If, however, you're not a dyed-in-the-wool Transformers fan, there just might be enough here to distract you into thinking that, every so often, you're having fun. At the very least, unlike in previous Transformers, you won't feel like a dimwit for not comprehending a narrative that your six-year-old appears to have no trouble following. (Regarding the glowing thingamajig: Noah wants to destroy it because its presence could lead to the demolition of Earth; metallic leader Optimus Prime wants to possess it so the Transformers can return to their home planet; Unicron wants it because the creature's stomach is growling.) As opposed to one of Bay's sequels, Caple's offering actually makes a lick of geographic sense; you aren't left asking such niggling questions as “Where are we?” and “How did we get here?” and “Why is the sun shining when it's 10 p.m. and we aren't in Alaska?” The transformative effects, though mostly tired by now, are still moderately amusing in practice. So are the bits involving the robots' accidental demolition of Earth objects – though I did giggle, inappropriately, when Noah worried that the sound of a newly crushed care might wake his mom … a noise that should've woken half the boroughs of New York.

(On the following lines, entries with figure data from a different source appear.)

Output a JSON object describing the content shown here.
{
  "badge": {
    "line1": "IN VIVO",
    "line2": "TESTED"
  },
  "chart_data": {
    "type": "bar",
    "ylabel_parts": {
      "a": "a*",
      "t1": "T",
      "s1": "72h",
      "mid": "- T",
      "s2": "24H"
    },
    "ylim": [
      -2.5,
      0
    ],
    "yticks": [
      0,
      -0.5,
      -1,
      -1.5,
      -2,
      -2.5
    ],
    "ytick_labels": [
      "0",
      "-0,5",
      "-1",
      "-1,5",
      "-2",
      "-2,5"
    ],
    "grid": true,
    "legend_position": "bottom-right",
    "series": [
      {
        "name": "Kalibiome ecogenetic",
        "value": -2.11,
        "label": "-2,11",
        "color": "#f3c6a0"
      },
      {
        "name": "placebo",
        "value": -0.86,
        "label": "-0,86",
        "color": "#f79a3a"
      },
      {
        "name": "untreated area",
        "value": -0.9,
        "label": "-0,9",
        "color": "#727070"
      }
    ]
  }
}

Transformers: Rise of the Beasts

Plus, for those who love playing the game – one usually restricted to animated family comedies – of “Guess That Celebrity Voice!”, Rise of the Beasts is a veritable treasure trove. I had no trouble recognizing Pete Davidson, who voices the Porsche Mirage and sounds more alert and intent-driven than usual, even if his lines never approach what the comedian deliver in a subpar SNL sketch. Peter Cullen, as ever, voices the notably humorless Optimus Prime, and is actually allowed a semi-decent gag about not letting Bumblebee attend any more drive-in movies. But it wasn't until perusing Wikipedia that I was able to belatedly recognize the vocal contributions of Peter Dinklage, Colman Domingo, and Ron Perlman. And while I initially mourned the obvious participation of Michelle Yeoh, I did remember that hers wasn't quite the biggest comedown from an Oscar-winning role to her big-screen return in cinematic history. Yeoh may be “playing” a robotic falcon after her Everything Everywhere All at Once triumph, but at least she's not Shirley MacLaine following Terms of Endearment with Cannonball Run II.

Is Transformers: Rise of the Beasts “good”? Not by a long shot. Is it, however, good-enough as a summertime placeholder in the week between the brilliance of Spider-Man: Across the Universe and the hoped-for fun of DC's The Flash and Pixar's Elemental? Absolutely. Viewers who feel constitutionally impelled to catch one blockbuster per week between May and mid-August should have no problem with it. Viewers professionally obligated to do the same might, to their surprise, have little problem, either.